Modi Yens for Jap Money, But its Not Free!

-Arun Goyal-

After Hindu Nepal, its Buddhist Japan. PM Modi is dancing to Japan music to woo the Yen. The Japanese policy of monetary easement and release of Yen to boost the ailing Japanese economy (One of the Five Abe Arrows to remove recession) has found a taker in India. Rs. 70,000 crores for a bullet train from Ahmedabad to Mumbai and Metros in 50 more Indian cities the DMIC and Freight Corridors will certainly help relaunch Japan. It is a moot question whether the Power-Water-Land starved high cost Indian economy will become more efficient with the high cost - high speed Bullet trains! The over regulated high transaction costs will not come down with more trains and roads.

The five year Yen loans of $35bn offered by Abe to Modi have a cost. To begin with, India must bear the exchange rate risk, in terms of the depreciation in rupee value which will add to the outgo on principal and interest in forex borrowing.

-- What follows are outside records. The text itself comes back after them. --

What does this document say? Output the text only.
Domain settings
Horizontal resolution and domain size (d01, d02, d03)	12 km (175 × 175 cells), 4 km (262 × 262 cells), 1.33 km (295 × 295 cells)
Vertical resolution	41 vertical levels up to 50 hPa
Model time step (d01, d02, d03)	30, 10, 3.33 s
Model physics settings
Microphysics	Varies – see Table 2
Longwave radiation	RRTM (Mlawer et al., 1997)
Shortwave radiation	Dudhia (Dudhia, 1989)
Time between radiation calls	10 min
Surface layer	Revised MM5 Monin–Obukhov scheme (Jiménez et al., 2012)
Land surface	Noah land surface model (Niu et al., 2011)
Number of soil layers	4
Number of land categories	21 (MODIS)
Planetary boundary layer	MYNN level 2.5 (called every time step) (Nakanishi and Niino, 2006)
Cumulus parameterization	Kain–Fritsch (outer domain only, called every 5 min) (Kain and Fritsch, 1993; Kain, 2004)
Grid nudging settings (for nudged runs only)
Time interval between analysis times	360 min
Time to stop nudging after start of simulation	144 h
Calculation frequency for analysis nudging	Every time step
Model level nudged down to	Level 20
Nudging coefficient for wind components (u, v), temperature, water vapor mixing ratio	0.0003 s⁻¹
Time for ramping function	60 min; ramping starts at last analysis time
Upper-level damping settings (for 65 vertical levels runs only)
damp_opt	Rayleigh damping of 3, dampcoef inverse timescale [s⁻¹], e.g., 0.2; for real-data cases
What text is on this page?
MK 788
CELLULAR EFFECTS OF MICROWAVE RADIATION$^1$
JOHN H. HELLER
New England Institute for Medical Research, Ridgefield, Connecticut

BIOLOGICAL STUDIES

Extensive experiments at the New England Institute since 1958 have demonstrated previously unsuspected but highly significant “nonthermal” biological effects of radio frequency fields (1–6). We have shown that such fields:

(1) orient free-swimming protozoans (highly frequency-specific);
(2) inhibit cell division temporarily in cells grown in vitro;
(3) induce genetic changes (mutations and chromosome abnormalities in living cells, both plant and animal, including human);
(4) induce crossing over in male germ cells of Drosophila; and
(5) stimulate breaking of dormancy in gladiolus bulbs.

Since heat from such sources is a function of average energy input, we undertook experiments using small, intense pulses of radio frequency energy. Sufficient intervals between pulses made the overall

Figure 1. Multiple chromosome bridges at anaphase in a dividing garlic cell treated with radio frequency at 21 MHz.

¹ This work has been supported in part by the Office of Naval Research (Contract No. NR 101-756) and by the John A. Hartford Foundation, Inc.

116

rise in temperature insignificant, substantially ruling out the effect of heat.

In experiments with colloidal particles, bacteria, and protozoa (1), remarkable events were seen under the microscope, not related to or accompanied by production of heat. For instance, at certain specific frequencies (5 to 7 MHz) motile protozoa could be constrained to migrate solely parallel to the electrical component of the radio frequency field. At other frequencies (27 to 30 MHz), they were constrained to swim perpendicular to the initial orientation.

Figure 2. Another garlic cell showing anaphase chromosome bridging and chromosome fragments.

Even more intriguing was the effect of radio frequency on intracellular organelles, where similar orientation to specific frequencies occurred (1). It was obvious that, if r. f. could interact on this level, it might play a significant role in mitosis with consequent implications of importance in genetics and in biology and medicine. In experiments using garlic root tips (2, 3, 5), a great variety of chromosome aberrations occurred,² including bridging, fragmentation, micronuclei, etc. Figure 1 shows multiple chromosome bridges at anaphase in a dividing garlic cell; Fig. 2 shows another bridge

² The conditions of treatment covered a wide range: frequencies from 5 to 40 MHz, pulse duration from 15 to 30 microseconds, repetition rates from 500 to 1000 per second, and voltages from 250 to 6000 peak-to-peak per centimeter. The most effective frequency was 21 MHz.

This may add an average of at least five percent every year to the cost if the rupee loses just three rupees to the dollar every year to end up at Rs. 75 in the next five years.

Even if we assume that the exchange rate may work in India’s favour with the rupee remaining steady against the dollar and the yen going down with a near zero interest rate, there is always a cost of earning the dollar to pay for foreign loans and meet interest burden. At a modest estimate, it cost 15% incentive to earn dollars in goods export, the main stay of forex earnings. This cost earning dollars must be factored in the Yen for Borrowings from Japan.

A third factor is that of ownership of assets. Borrowing from Japan of two lakh crore rupees over the next five years is not too high for the Indian economy. The government expenditure every year is estimated at 37 lakh crores. Surely the Indian Government can fund the infrastructure investment from the domestic economy.

The Japanese will recover the investment from tied sales of high price equipment, services and know how. They will also reap bumper profits from equity investment in monopolies. (For example, the Suzuki takeover of Maruti and the high profits due to duty protection). The Japanese are known to be poor employers, they pay very low to vendors. Borrowing from the Japanese will drain the Indian economy, that is for sure!

The moral of the story is Bite the Bullet only after reading the Fine Print.